Failure to act now, FOA said will affect food systems being more resilient to climate change, thus “seriously compromise” food production in many regions and could doom to failure international efforts to end hunger and extreme poverty by 2030.

Director-General, FAO, Mr. José Graziano da Silva gave this caution on Monday, at a roundtable on climate change during the World Government Summit in Dubai, saying that agriculture holds the key to solving two of the greatest problems now facing humanity: eradicating poverty and hunger, and contributing to maintaining the stable climatic conditions in which civilization can thrive.

He stressed in particular the need to support smallholder farmers in the developing world adapt to climate change.

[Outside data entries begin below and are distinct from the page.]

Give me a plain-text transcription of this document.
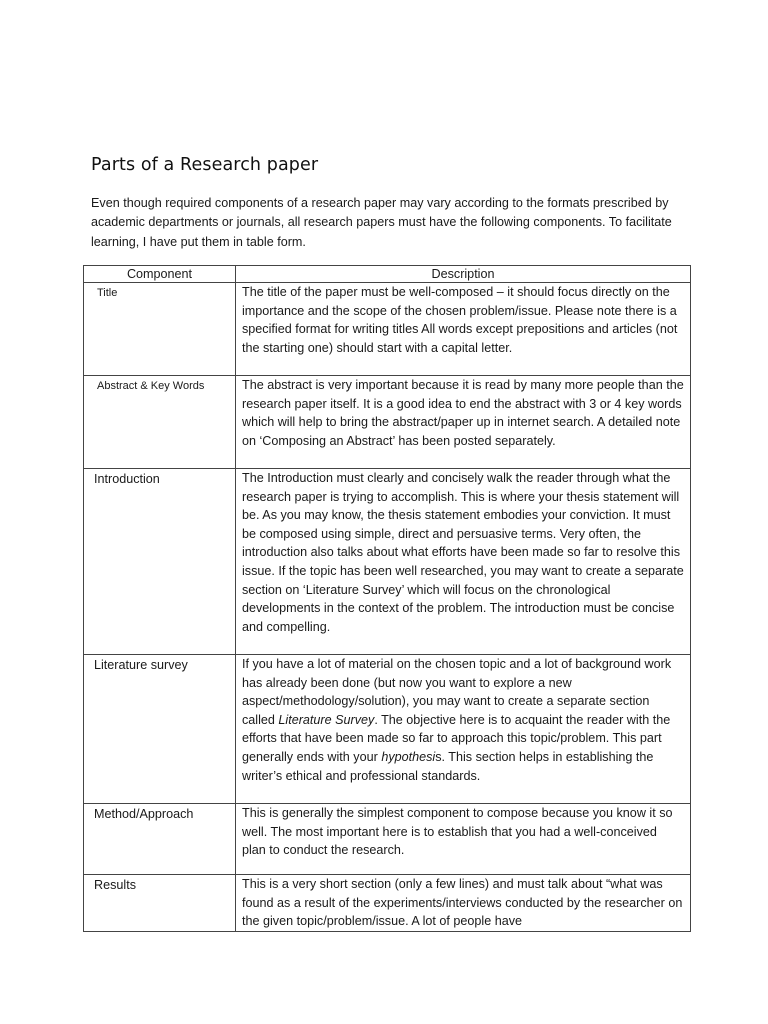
Parts of a Research paper

Even though required components of a research paper may vary according to the formats prescribed by academic departments or journals, all research papers must have the following components. To facilitate learning, I have put them in table form.

Component	Description
Title	The title of the paper must be well-composed – it should focus directly on the importance and the scope of the chosen problem/issue. Please note there is a specified format for writing titles All words except prepositions and articles (not the starting one) should start with a capital letter.
Abstract & Key Words	The abstract is very important because it is read by many more people than the research paper itself. It is a good idea to end the abstract with 3 or 4 key words which will help to bring the abstract/paper up in internet search. A detailed note on ‘Composing an Abstract’ has been posted separately.
Introduction	The Introduction must clearly and concisely walk the reader through what the research paper is trying to accomplish. This is where your thesis statement will be. As you may know, the thesis statement embodies your conviction. It must be composed using simple, direct and persuasive terms. Very often, the introduction also talks about what efforts have been made so far to resolve this issue. If the topic has been well researched, you may want to create a separate section on ‘Literature Survey’ which will focus on the chronological developments in the context of the problem. The introduction must be concise and compelling.
Literature survey	If you have a lot of material on the chosen topic and a lot of background work has already been done (but now you want to explore a new aspect/methodology/solution), you may want to create a separate section called Literature Survey. The objective here is to acquaint the reader with the efforts that have been made so far to approach this topic/problem. This part generally ends with your hypothesis. This section helps in establishing the writer’s ethical and professional standards.
Method/Approach	This is generally the simplest component to compose because you know it so well. The most important here is to establish that you had a well-conceived plan to conduct the research.
Results	This is a very short section (only a few lines) and must talk about “what was found as a result of the experiments/interviews conducted by the researcher on the given topic/problem/issue. A lot of people have
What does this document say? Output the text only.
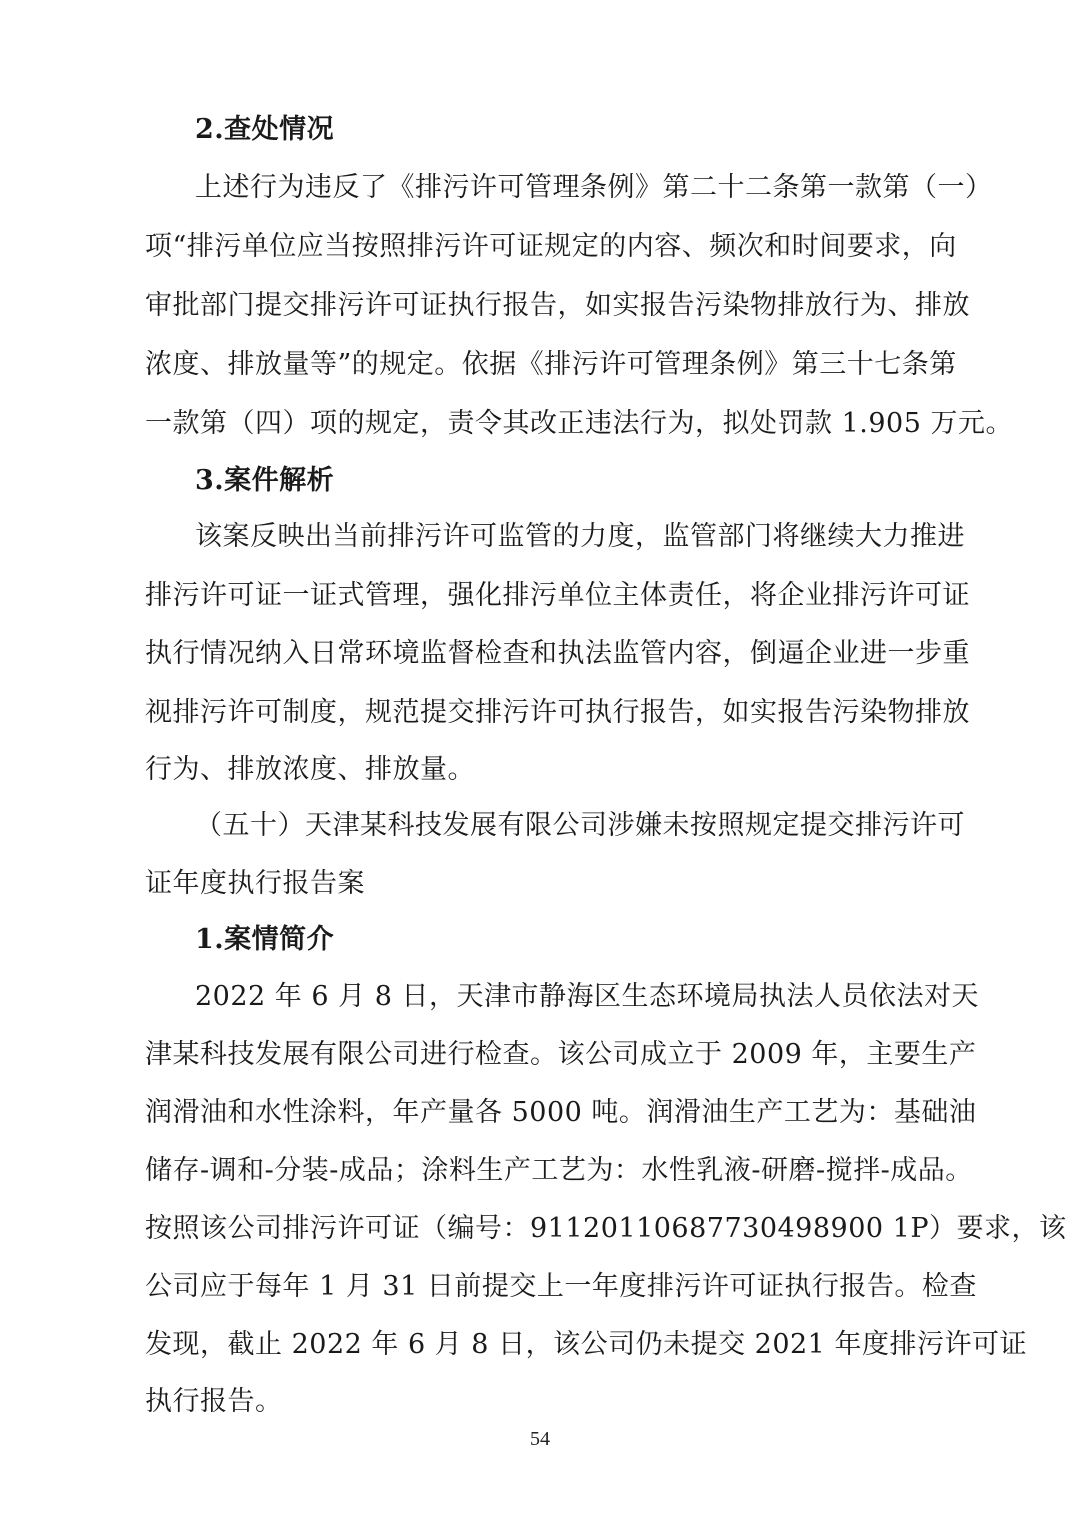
2.查处情况
上述行为违反了《排污许可管理条例》第二十二条第一款第（一）
项“排污单位应当按照排污许可证规定的内容、频次和时间要求，向
审批部门提交排污许可证执行报告，如实报告污染物排放行为、排放
浓度、排放量等”的规定。依据《排污许可管理条例》第三十七条第
一款第（四）项的规定，责令其改正违法行为，拟处罚款 1.905 万元。
3.案件解析
该案反映出当前排污许可监管的力度，监管部门将继续大力推进
排污许可证一证式管理，强化排污单位主体责任，将企业排污许可证
执行情况纳入日常环境监督检查和执法监管内容，倒逼企业进一步重
视排污许可制度，规范提交排污许可执行报告，如实报告污染物排放
行为、排放浓度、排放量。
（五十）天津某科技发展有限公司涉嫌未按照规定提交排污许可
证年度执行报告案
1.案情简介
2022 年 6 月 8 日，天津市静海区生态环境局执法人员依法对天
津某科技发展有限公司进行检查。该公司成立于 2009 年，主要生产
润滑油和水性涂料，年产量各 5000 吨。润滑油生产工艺为：基础油
储存-调和-分装-成品；涂料生产工艺为：水性乳液-研磨-搅拌-成品。
按照该公司排污许可证（编号：91120110687730498900 1P）要求，该
公司应于每年 1 月 31 日前提交上一年度排污许可证执行报告。检查
发现，截止 2022 年 6 月 8 日，该公司仍未提交 2021 年度排污许可证
执行报告。
54
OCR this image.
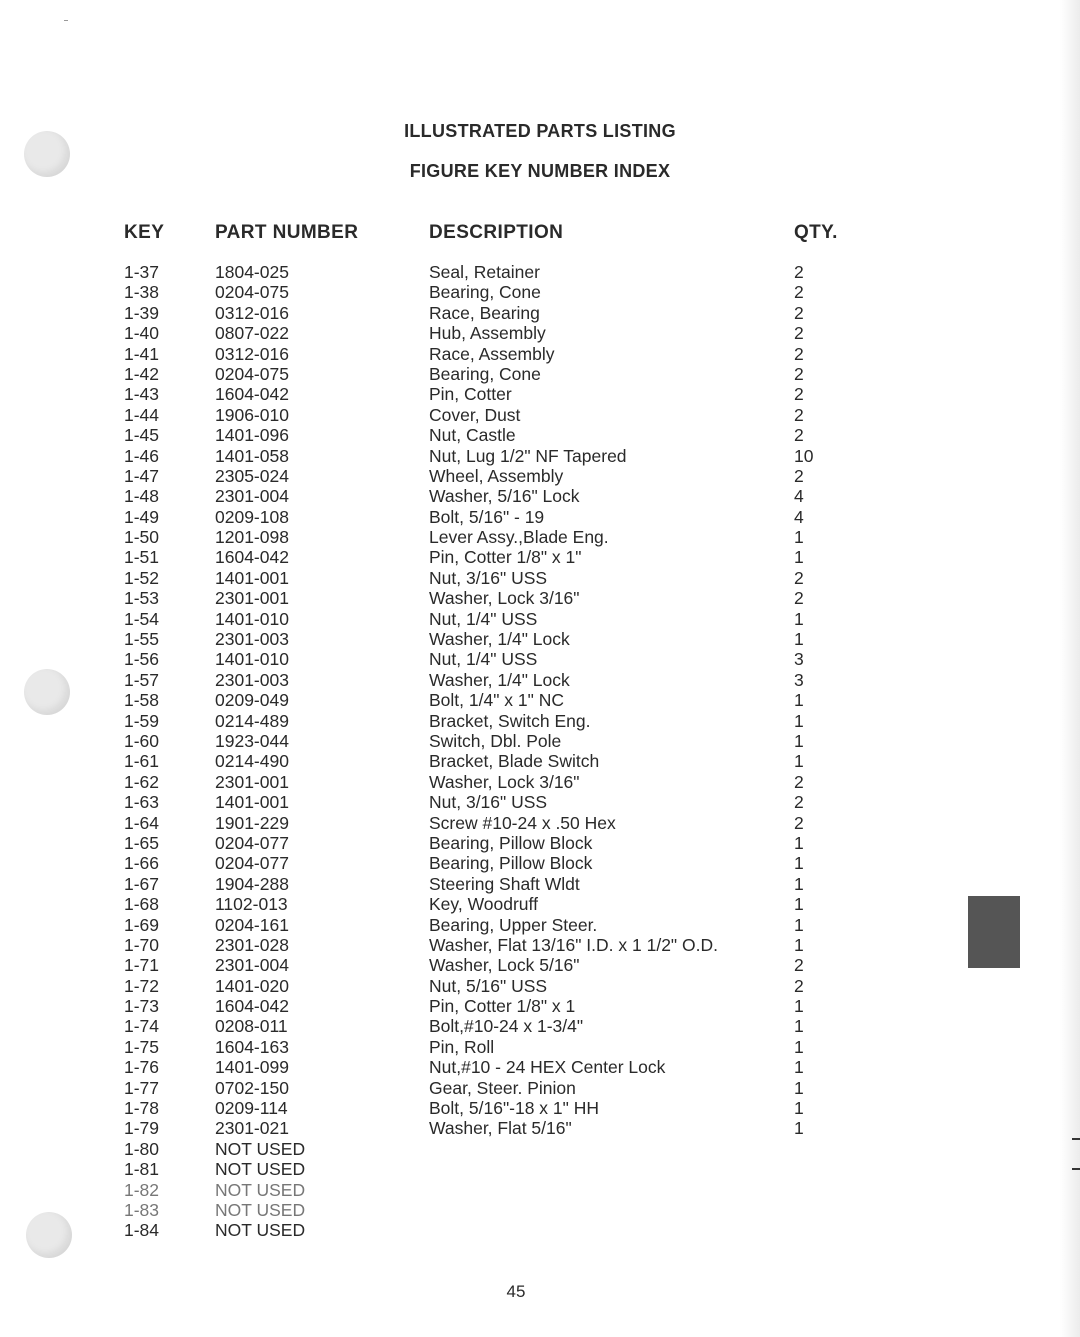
ILLUSTRATED PARTS LISTING
FIGURE KEY NUMBER INDEX
KEY	PART NUMBER	DESCRIPTION	QTY.
1-37	1804-025	Seal, Retainer	2
1-38	0204-075	Bearing, Cone	2
1-39	0312-016	Race, Bearing	2
1-40	0807-022	Hub, Assembly	2
1-41	0312-016	Race, Assembly	2
1-42	0204-075	Bearing, Cone	2
1-43	1604-042	Pin, Cotter	2
1-44	1906-010	Cover, Dust	2
1-45	1401-096	Nut, Castle	2
1-46	1401-058	Nut, Lug 1/2" NF Tapered	10
1-47	2305-024	Wheel, Assembly	2
1-48	2301-004	Washer, 5/16" Lock	4
1-49	0209-108	Bolt, 5/16" - 19	4
1-50	1201-098	Lever Assy.,Blade Eng.	1
1-51	1604-042	Pin, Cotter 1/8" x 1"	1
1-52	1401-001	Nut, 3/16" USS	2
1-53	2301-001	Washer, Lock 3/16"	2
1-54	1401-010	Nut, 1/4" USS	1
1-55	2301-003	Washer, 1/4" Lock	1
1-56	1401-010	Nut, 1/4" USS	3
1-57	2301-003	Washer, 1/4" Lock	3
1-58	0209-049	Bolt, 1/4" x 1" NC	1
1-59	0214-489	Bracket, Switch Eng.	1
1-60	1923-044	Switch, Dbl. Pole	1
1-61	0214-490	Bracket, Blade Switch	1
1-62	2301-001	Washer, Lock 3/16"	2
1-63	1401-001	Nut, 3/16" USS	2
1-64	1901-229	Screw #10-24 x .50 Hex	2
1-65	0204-077	Bearing, Pillow Block	1
1-66	0204-077	Bearing, Pillow Block	1
1-67	1904-288	Steering Shaft Wldt	1
1-68	1102-013	Key, Woodruff	1
1-69	0204-161	Bearing, Upper Steer.	1
1-70	2301-028	Washer, Flat 13/16" I.D. x 1 1/2" O.D.	1
1-71	2301-004	Washer, Lock 5/16"	2
1-72	1401-020	Nut, 5/16" USS	2
1-73	1604-042	Pin, Cotter 1/8" x 1	1
1-74	0208-011	Bolt,#10-24 x 1-3/4"	1
1-75	1604-163	Pin, Roll	1
1-76	1401-099	Nut,#10 - 24 HEX Center Lock	1
1-77	0702-150	Gear, Steer. Pinion	1
1-78	0209-114	Bolt, 5/16"-18 x 1" HH	1
1-79	2301-021	Washer, Flat 5/16"	1
1-80	NOT USED
1-81	NOT USED
1-82	NOT USED
1-83	NOT USED
1-84	NOT USED
45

“The vast majority of the extremely poor and hungry depend on agriculture for their livelihoods. They are the most vulnerable to the impacts of global warming and an unstable climate,” he said.

Innovative approaches, he said, exist that could help them improve yields and build their resilience, he said, such as green manuring, greater use of nitrogen-fixing cover crops, improving sustainable soil management, agroforestry techniques, and integrating animal production into cropping systems.

“But farmers face major barriers, such as the lack of access to credit and markets, lack of knowledge and information, insecurity about land tenure, and high transaction costs of moving away from existing practices,” the Director-General noted.